The new co-chair of Meetings Mean Business Coalition (MMB) appreciates the value of face-to-face meetings acutely. At his first press conference with co-chair Trina Camacho-London, vice president of global group sales at Hyatt Hotels Corporation, Fred Dixon, president and CEO of NYC & Company, reported that of 13 million business travelers to New York City in 2018, almost half were meeting delegates (6.2 million). That added up to $5.3 billion in direct spend out of a total $46.4 billion—just over 11 percent of total spending by other visitors, including general business, leisure and those who reported “visiting friends and relatives.”

Meeting delegates have remained an important foundation of the city’s hotel sector and visitation. They comprise about 10 percent of the total visitation in any given year, but their spending averages more per day and per trip than leisure visitors, Dixon said.

International delegates in the five boroughs spend a little more per day than their domestic counterparts and stay more than twice as long in the city—a common pattern for international travelers.

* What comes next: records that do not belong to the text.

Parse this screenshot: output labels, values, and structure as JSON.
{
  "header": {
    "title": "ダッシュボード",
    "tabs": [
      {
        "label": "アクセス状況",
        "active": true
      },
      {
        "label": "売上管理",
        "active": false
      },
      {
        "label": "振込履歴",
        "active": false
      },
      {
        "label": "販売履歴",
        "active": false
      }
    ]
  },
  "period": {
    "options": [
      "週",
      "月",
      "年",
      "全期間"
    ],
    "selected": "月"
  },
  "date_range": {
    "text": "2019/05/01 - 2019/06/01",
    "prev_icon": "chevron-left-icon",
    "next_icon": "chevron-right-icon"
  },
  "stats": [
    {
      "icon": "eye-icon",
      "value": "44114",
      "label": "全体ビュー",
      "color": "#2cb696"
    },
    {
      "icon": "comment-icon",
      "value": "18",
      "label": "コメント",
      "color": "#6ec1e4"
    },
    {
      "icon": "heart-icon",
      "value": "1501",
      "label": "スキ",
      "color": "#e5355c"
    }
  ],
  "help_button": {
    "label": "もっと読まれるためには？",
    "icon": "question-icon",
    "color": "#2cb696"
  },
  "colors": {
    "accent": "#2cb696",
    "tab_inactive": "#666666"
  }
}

The two joined with Roger Dow, president and CEO of U.S. Travel Association, to announce that in 2019, the meetings economy topped $1 trillion globally. “Our work helped to strengthen the meetings economy…[it] continued to grow year-over-year across all major metrics,” Camacho-London said.

2020 MMB Goals

In the coming year, the coalition, which grew out of the negative publicity the industry received in 2009, will focus on preaching beyond the choir. The goal is to share the message of the economic, scientific and cultural impact of meetings to a larger business, government and media audience.

Dixon pointed to the power of the group’s “Worth Meeting About” message to remind policy-makers that particularly in an election year, they leverage face-to-face meetings in their own lives, whether on the campaign trail or at meetings with Congress or city councils. In fact, mayors are one of the target audiences in 2020.

“Elected officials consistently make decisions that impact the reputational and financial health of the industry, so the focus will be specifically on mayors, who’ve long championed the industry on the local level, as well as city councils and local chambers of commerce,” Dixon said. MMB will be attending the U.S. Conference of Mayors this week in Washington, D.C., to engage them directly.

GMID Expansion

Tuesday, April 14, marks the fifth annual Global Meetings Industry Day celebration. Last year, the demonstration of industry power materialized in the form of 275 events in more than 50 countries. This year, the group is looking for even more engagement and deeper exposure, on the heels of the 88 million social impressions generated in 2019. In New York City specifically, Dixon plans to continue to light landmarks with MMB blue and will again host the tristate meeting planner event.

“We are doubling down on external outreach to ensure the value of meetings is better understood by those who make decisions, policies and protocols that impact our industry,” Dixon said.

At the same time, more destinations are leveraging the platform, including chapters in Canada and India.

Industry Facts

That $1 trillion number is a powerful motivating force for government leaders, and MMB is investing in fleshing out even more data that will speak to policy-makers. The group will build on past coalition research and survey results by introducing new market dashboards with revenue and job data to highlight the economic impact of meetings, using state and local data. That information will be sent biannually to mayors, city council members, chamber leaders and federal legislators in priority markets.

New corporate case studies will tell the qualitative stories by influential businesses of how face-to-face meetings were a lifeline during the most recent economic recession.

Dow called MMB “an insurance policy for industry’s continued success” and protection for everything from security issues to weaponization of meetings for political purposes.